Department of Pharmacology and Toxicology, University of Utah, 112 Skaggs Hall, Salt Lake City, UT 84112, USA.
Breast Cancer Res. 2009;11(4):R55. doi: 10.1186/bcr2344. Epub 2009 Jul 28.
Perhaps the major challenge in developing more effective therapeutic strategies for the treatment of breast cancer patients is confronting the heterogeneity of the disease, recognizing that breast cancer is not one disease but multiple disorders with distinct underlying mechanisms. Gene-expression profiling studies have been used to dissect this complexity, and our previous studies identified a series of intrinsic subtypes of breast cancer that define distinct populations of patients with respect to survival. Additional work has also used signatures of oncogenic pathway deregulation to dissect breast cancer heterogeneity as well as to suggest therapeutic opportunities linked to pathway activation.
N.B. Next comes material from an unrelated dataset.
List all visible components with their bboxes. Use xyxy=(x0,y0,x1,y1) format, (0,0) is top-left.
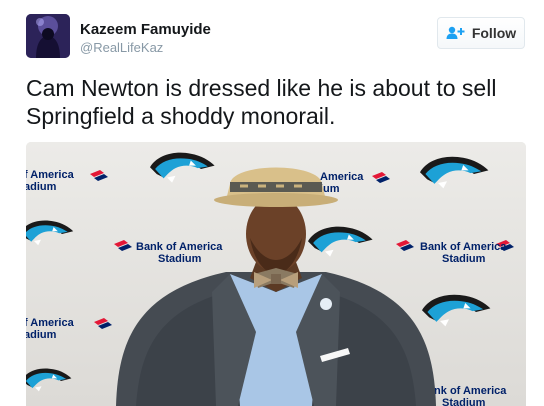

We used genomic analyses to identify relations between breast cancer subtypes, pathway deregulation, and drug sensitivity. For these studies, we use three independent breast cancer gene-expression data sets to measure an individual tumor phenotype. Correlation between pathway status and subtype are examined and linked to predictions for response to conventional chemotherapies.
We reveal patterns of pathway activation characteristic of each molecular breast cancer subtype, including within the more aggressive subtypes in which novel therapeutic opportunities are critically needed. Whereas some oncogenic pathways have high correlations to breast cancer subtype (RAS, CTNNB1, p53, HER1), others have high variability of activity within a specific subtype (MYC, E2F3, SRC), reflecting biology independent of common clinical factors. Additionally, we combined these analyses with predictions of sensitivity to commonly used cytotoxic chemotherapies to provide additional opportunities for therapeutics specific to the intrinsic subtype that might be better aligned with the characteristics of the individual patient.
Genomic analyses can be used to dissect the heterogeneity of breast cancer. We use an integrated analysis of breast cancer that combines independent methods of genomic analyses to highlight the complexity of signaling pathways underlying different breast cancer phenotypes and to identify optimal therapeutic opportunities.
也许开发更有效的治疗策略来治疗乳腺癌患者的主要挑战是面对疾病的异质性,认识到乳腺癌不是一种疾病,而是具有不同潜在机制的多种疾病。基因表达谱研究已被用于剖析这种复杂性,我们之前的研究确定了一系列乳腺癌的内在亚型,这些亚型定义了在生存方面具有明显不同的患者群体。此外,其他研究还使用致癌途径失调的特征来剖析乳腺癌的异质性,并提出与途径激活相关的治疗机会。
我们使用基因组分析来确定乳腺癌亚型、途径失调和药物敏感性之间的关系。对于这些研究,我们使用三个独立的乳腺癌基因表达数据集来测量个体肿瘤表型。我们检查了途径状态与亚型之间的相关性,并将其与对常规化疗的反应预测联系起来。
我们揭示了每个分子乳腺癌亚型的特征性途径激活模式,包括在更具侵袭性的亚型中,这些亚型迫切需要新的治疗机会。虽然某些致癌途径与乳腺癌亚型高度相关(RAS、CTNNB1、p53、HER1),但其他途径在特定亚型内具有高度的活性变异性(MYC、E2F3、SRC),反映了独立于常见临床因素的生物学。此外,我们将这些分析与对常用细胞毒性化疗药物敏感性的预测相结合,为针对内在亚型的治疗提供了额外的机会,这些治疗可能与个体患者的特征更匹配。
基因组分析可用于剖析乳腺癌的异质性。我们使用乳腺癌的综合分析,结合基因组分析的独立方法,突出了不同乳腺癌表型背后信号通路的复杂性,并确定了最佳的治疗机会。